The Right Way to Build a Hotel on the Moon

There are three reasons to visit the moon:

  1. Low-gravity sex
  2. To say you did it
  3. It’s the fucking moon.

I have seen in my day more than one plan for a moon hotel. A few of those plans have some good ideas (really tall towers you can jump down the core of), but none of those designs understand a fundamental truth: Construction matters — every mark the construction crew makes on the landscape will outlive humanity.

On Earth, bulldozers level the property, the hotel goes up, and then the landscapers erase the scars of the machines used to create the hotel.

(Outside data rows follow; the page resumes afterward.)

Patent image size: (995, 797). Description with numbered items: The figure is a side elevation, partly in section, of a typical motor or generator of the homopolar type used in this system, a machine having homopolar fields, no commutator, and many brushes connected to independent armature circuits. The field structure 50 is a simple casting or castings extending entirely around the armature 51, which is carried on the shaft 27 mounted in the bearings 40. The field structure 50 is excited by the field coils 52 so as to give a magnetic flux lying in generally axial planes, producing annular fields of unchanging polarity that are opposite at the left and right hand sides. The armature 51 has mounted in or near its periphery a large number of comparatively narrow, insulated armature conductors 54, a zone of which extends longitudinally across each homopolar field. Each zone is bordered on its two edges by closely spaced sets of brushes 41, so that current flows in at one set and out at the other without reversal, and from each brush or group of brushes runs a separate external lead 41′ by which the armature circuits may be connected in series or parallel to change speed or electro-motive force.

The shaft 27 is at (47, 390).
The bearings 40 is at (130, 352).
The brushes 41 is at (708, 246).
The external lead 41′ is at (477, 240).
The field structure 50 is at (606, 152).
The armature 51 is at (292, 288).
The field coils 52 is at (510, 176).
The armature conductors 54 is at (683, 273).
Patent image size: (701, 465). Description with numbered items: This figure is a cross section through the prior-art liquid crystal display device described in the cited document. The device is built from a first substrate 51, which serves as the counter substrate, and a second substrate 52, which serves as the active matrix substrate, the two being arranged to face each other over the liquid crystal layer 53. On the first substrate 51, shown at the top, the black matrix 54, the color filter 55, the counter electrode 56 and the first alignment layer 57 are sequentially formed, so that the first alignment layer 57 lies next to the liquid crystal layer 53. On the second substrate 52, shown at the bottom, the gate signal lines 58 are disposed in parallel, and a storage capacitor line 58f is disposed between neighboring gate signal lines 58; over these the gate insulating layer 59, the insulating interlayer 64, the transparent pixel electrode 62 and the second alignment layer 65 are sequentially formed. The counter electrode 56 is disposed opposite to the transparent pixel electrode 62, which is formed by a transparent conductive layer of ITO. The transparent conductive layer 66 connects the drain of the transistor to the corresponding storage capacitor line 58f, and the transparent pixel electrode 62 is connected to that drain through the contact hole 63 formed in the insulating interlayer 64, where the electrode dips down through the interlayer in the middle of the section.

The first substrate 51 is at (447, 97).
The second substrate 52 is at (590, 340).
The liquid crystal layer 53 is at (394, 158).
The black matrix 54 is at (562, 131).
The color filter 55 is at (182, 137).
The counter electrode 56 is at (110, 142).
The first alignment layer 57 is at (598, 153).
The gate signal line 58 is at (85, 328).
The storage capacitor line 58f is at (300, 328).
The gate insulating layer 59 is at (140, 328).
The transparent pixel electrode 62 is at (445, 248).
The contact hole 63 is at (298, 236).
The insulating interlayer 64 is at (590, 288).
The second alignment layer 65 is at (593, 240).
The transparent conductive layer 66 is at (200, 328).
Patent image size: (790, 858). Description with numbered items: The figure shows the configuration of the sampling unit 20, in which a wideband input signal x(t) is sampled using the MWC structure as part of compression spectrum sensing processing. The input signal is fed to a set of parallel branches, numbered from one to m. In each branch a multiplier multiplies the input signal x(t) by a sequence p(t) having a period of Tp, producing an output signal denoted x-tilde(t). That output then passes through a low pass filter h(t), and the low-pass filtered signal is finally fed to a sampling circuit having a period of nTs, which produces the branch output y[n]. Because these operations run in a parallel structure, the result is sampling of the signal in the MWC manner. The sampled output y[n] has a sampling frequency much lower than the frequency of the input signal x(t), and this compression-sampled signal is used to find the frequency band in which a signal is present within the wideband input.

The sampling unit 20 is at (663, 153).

On the moon, that won’t work.

Those footprints will still be there long after humanity is forgotten

When I’m looking out the window of Lunar Hotel 6, I don’t want to see the shattered remains of a landscape that will remember each footprint for tens of thousands of years. I want to see the moon, the way it is now. Every mark made during construction cannot be undone, so construction can make no marks near the hotel.

One of my best stories (note to self: submit story to next market) takes place in a hotel on the moon. Much of the story takes place in a dome that was raised from an underground tunnel and deployed like an umbrella, so that no human disturbance is evident on the other side.

I’ve got nothing against towers, either, but unless you want the tower dwellers to forever look out over wretched destruction, those towers have to be built from the inside. (Flashing to a 3D printer that turns material excavated from the tunnels below into the walls of the tower, lifted up one level at a time until the tower is two miles high and the horizon is curved. I might have a spiritual sequel.)

My note to any who might be considering building a hotel on the moon: It’s the moon. Respect that. Understand that. Hire me as a consultant. I’ve just given you good stuff for free, but I have more.